Colloquium Details
Marginalization is not Marginal: Non-Convex, Bayesian-Inspired Algorithms for Sparse and Low-Rank Estimation
Speaker: David Wipf, Microsoft Research Beijing
Location: Warren Weaver Hall 1302
Date: April 13, 2016, 11:30 a.m.
Host: Dennis Shasha
Synopsis:
Sparse estimation and related matrix rank minimization have emerged as important tools in diverse fields including computational neuroscience, signal/image processing, computer vision, and machine learning. Both for computational efficiency and theoretical accessibility, convex algorithms have come to dominate the practical optimization landscape. The typical recipe, which has been iterated in numerous application domains, involves first postulating some putatively ideal, combinatorial cost function favoring sparsity, minimal rank, or both, forming the tightest convex relaxation, and then assessing equivalence conditions whereby the convex approximation will lead to solutions sufficiently close to the original non-convex problem. In particular, the recent popularity of compressive sensing and robust PCA have expedited the acceptance of such convex surrogates, largely because the requisite equivalence conditions can be naturally satisfied using, for example, simple randomized or incoherent designs.

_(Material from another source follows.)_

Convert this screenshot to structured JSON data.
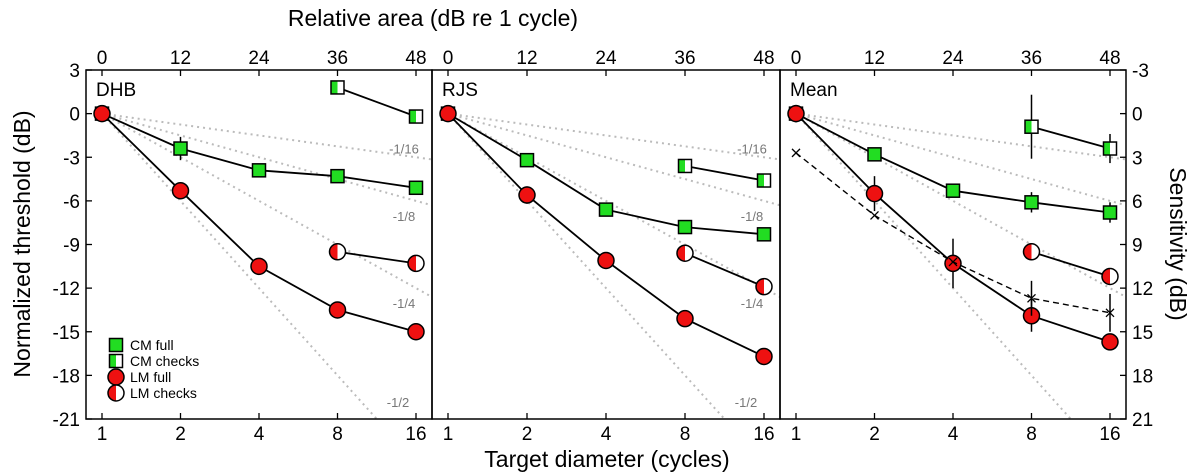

But in reality, many practical applications of sparsity and low rank matrices do not benefit from this luxury; rather, because of intrinsic correlations in the signal dictionary (or related structure in rank minimization problems), convex algorithms must be used in regimes where theoretical support no longer holds. Moreover, in some situations it has been shown that convex relaxations are in fact provably bad. Consequently, non-convex algorithms, while perhaps theoretically less accommodating, may nonetheless produce superior results. Here we will examine non-convex estimation algorithms, many of which originate from Bayesian machine learning ideas, that thrive in environments where more popular convex alternatives fail. In all cases, theoretical model justification will be provided independent of any assumed prior distributions. Illustrative examples related to robust PCA and rank minimization under affine constraints will be considered for evaluation purposes. Time-permitting, connections with deep learning networks can also be discussed.
Notes:
In-person attendance only available to those with active NYU ID cards.